Generally speaking, the point at which you draw the line isn't actually all that complicated, because it's the same line drawn for every other freedom: you're free to do as you wish until that choice harms other people or infringes upon their rights. Mandatory medical checkups are a damned silly idea because not doing them only harms the person who chooses to not get them, and people are allowed to harm themselves all they like. Vaccines are on the border of the area of protected personal medical choices for two reasons: not vaccinating can potentially cause harm to others by way of allowing preventable communicable diseases to propagate and affect those who are unable to get vaccinated, and not vaccinating your child is potentially harmful to them. It's that "potentially" part that causes the trouble, because if you can't prove for certain that something will or will not cause harm then it comes down to a subjective judgment of just what percentage likelihood of harming others with your choice is acceptable and legally protected and what the tipping point is for that choice needing to be constrained.

Dealing with harmful behavior can take all sorts of forms, but generally the method to be preferred is that which is least harsh to the person at fault that also (hopefully) prevents that harm from occurring again. As far as not vaccinating can cause harm to vulnerable kids, the minimal harshness solution that prevents that harm is to completely bar kids from public school if they aren't vaccinated, no religious or philosophical objections allowed.
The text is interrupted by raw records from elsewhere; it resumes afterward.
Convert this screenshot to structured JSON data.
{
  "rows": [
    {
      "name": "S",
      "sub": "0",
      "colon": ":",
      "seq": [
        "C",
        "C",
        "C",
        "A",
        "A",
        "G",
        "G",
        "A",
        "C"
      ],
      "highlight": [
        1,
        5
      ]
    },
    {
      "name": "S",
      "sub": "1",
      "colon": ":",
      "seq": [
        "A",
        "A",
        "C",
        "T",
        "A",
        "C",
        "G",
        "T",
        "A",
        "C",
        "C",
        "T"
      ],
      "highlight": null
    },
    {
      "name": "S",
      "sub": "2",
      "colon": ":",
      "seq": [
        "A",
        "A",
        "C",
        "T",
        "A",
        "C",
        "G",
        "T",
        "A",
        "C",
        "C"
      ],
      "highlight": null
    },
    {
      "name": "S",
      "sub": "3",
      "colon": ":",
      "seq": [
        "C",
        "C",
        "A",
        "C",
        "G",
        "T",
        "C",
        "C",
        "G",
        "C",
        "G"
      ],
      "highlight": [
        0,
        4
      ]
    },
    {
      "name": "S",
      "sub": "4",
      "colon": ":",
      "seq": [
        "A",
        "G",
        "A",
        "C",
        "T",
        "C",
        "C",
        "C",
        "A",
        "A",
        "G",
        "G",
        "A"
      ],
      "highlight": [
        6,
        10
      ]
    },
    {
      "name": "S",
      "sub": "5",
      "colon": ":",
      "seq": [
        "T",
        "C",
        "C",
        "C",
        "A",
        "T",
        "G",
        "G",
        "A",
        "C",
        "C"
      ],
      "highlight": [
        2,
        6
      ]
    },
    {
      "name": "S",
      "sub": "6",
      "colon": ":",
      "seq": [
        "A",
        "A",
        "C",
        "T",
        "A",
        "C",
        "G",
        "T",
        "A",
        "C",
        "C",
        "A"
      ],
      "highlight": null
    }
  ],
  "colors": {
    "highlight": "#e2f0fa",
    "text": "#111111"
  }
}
As for the possible harm caused directly to a child that isn't vaccinated, well, the jury is still out on that one. In more blatant and obvious cases of this same nature that have gone to court, such as parents choosing to forgo real medical treatment for their child's treatable cancer or other serious condition, perhaps in favor of faith healing or homeopathy or other things that don't actually work, most often the courts have ordered that the child must be given real medical treatment because withholding it qualifies as child abuse and/or neglect. Some day in the future it's entirely possible that such rulings will extend to vaccinations. I currently don't think that's necessary, but, well, I wouldn't really object to it either.
This we can agree.

How it should be, in my opinion, it comes to the person and their responsibilities for their choices and the consequences should be theirs and theirs alone. Unfortunately we do not live in an idealistic world so we cannot simply hope that common sense prevails among those who in their own mind, regardless of good intentions, their actions won't have any indirect/direct effect on others. As someone who puts personal freedoms above and beyond political ideology and institutional schools of thought I walk a very fine line on this subject. I also do not believe in absolutes or a very cut and dry mindset.
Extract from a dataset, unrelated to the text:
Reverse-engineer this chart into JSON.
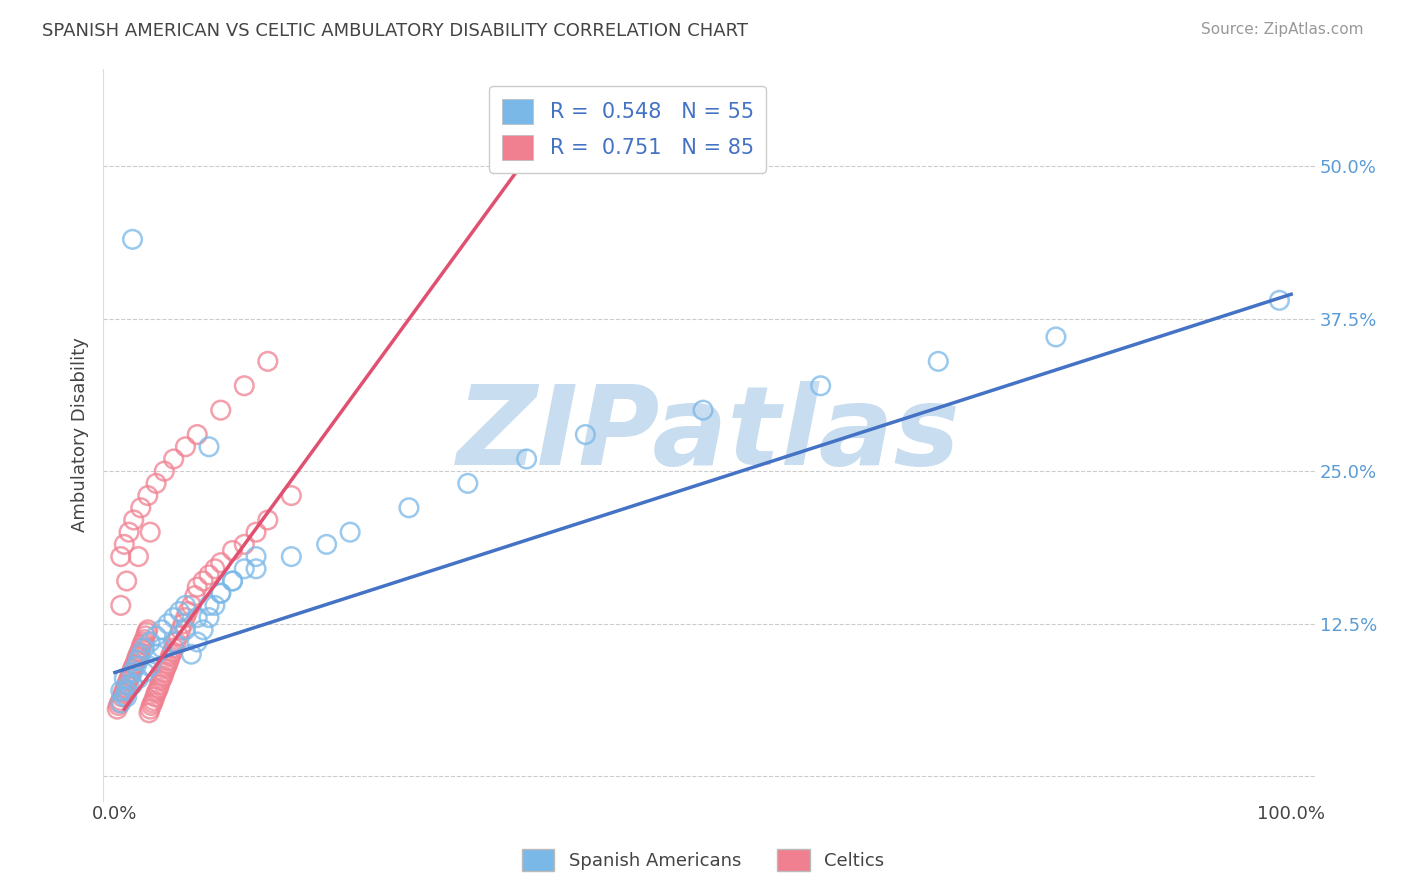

For instance if a parent decides not to vaccinate their child, for religious reasons or otherwise, then their child cannot attend a public school until the rest of the student body is vaccinated. However, the said parent, more often than not, by that time will choose to home school their child or something else. To the point, society is considerate enough to make accommodations or have contingency in place for those who chose a different path, to a degree. Then again nothing is that simple is it?

Ultimately I think politics fucks everything up.